WASHINGTON — The Obama administration insisted on Thursday that it is modernizing the nation's nuclear arsenal in the face of withering criticism from Republicans that it is moving slowly in anticipation of President Barack Obama's push for further reductions.
Officials from the Energy, Defense and State departments provided the Senate Foreign Relations Committee with an update on the implementation of the U.S.-Russian pact, commonly known as the New START treaty, reducing both sides' nuclear warhead limit to 1,550.
The Senate ratified the treaty in December 2010 after weeks of contentious debate and assurances from Obama that he would provide robust funding to modernize the remaining nuclear weapons. Republicans said that 1 1/2 years later they see little evidence of any commitment.
"It seems like things are being slow-walked," said Sen. Bob Corker, R-Tenn. "And I almost wonder whether as the president is announcing further reductions, the reason that much of the modernization is being slow-walked is that there's no intention to follow through, and they actually hope to come up with more reductions so that much of the modernization that we're talking about does not have to take place."
Sen. Johnny Isakson, R-Ga., alluded to Obama's comments in March when an open microphone caught him telling then Russian President Dmitry Medvedev that he would have more room to negotiate after the November election.

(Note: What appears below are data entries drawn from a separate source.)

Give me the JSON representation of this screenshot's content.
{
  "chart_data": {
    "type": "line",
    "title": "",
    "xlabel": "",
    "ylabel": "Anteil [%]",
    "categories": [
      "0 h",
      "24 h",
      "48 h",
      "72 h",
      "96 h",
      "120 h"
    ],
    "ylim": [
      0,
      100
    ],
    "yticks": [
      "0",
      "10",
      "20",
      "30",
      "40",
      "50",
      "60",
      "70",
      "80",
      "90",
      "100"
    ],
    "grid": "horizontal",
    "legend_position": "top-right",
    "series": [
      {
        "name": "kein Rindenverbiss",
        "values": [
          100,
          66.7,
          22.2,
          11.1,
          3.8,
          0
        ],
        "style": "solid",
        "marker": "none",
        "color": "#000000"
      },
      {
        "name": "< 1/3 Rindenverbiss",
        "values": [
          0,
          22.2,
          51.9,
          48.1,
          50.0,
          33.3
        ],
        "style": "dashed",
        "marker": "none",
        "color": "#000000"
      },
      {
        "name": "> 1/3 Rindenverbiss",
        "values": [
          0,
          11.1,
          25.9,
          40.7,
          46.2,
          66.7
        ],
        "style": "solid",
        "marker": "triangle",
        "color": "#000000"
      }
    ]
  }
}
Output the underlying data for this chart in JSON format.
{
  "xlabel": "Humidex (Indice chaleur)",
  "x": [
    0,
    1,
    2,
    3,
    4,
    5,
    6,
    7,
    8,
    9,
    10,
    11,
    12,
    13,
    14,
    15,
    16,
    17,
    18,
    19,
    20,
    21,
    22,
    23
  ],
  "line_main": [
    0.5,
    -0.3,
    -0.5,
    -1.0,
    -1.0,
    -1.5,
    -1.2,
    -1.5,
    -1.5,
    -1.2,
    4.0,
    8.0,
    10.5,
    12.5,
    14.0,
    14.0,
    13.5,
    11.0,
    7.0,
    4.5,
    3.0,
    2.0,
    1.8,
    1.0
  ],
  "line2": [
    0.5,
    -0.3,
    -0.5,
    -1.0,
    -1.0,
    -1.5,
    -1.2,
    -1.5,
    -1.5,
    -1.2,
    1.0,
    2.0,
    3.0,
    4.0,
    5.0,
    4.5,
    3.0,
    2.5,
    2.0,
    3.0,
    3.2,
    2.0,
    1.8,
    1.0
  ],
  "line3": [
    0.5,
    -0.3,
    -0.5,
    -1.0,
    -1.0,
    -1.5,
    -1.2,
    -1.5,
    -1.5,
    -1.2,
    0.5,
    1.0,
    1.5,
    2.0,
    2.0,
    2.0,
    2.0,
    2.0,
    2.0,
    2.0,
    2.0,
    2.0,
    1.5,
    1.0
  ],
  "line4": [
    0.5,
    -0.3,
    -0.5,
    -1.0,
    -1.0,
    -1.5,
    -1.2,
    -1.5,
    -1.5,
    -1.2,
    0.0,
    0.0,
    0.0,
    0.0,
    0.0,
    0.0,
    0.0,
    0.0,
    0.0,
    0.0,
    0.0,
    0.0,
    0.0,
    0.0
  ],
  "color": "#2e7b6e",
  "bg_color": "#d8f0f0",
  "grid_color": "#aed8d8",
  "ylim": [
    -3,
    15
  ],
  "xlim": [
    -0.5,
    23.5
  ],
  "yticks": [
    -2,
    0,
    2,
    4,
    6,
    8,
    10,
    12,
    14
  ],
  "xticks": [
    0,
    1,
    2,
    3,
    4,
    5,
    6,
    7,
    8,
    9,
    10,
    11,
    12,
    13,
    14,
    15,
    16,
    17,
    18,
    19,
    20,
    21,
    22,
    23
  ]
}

"I really need to understand the president's remarks to Dmitry Medvedev a few months ago when behind his hand when he thought the mike was off he said, `Let us get this election behind us and I'll be more flexible.' I understood that statement to be in reference to missile defense, but I don't totally know," Isakson said. "But we cannot afford to be in the business we are in on this committee or as a country and be counting on one representation for meeting commitments while on the other hand we're seeing a wink and a nod to the other side."
Thomas D'Agostino of the Energy Department told the panel that the administration is making significant investments, working to improve 80 percent of the stockpile. He also said they are focused on infrastructure.
"It's about spending the dollars wisely and doing it in a way that we can ensure that the taxpayers are getting what they need and we continue to support the stockpile and get that done," D'Agostino told the panel.
In its 2012 budget, the administration requested $7.6 billion for the 10-year modernization plan, an amount welcomed by Republicans. But GOP lawmakers said the administration did little to make its case for the request, didn't resist when Congress cut the amount and now are content with the lower amounts as a threshold. The final spending bill for 2012 provided $7.2 billion.
An updated report to the annual defense bill recommended $7.9 billion for the fiscal year beginning Oct. 1. The administration requested $7.6 billion.
"They put no effort whatsoever into trying to make that happen. None. Zero," Corker said in an interview.
The administration officials rejected the criticism and dismissed suggestions that the open-mike conversation involving Obama and Medvedev amounted to a secret deal to undermine missile defense.
Rose Gottemoeller of the State Department said the treaty will leave the United States and Russia with the lowest number of deployed nuclear warheads since the 1950s, the first full decade of the nuclear age. She said it has led to 25 short-notice inspections of missiles, bomber bases, facilities and test ranges.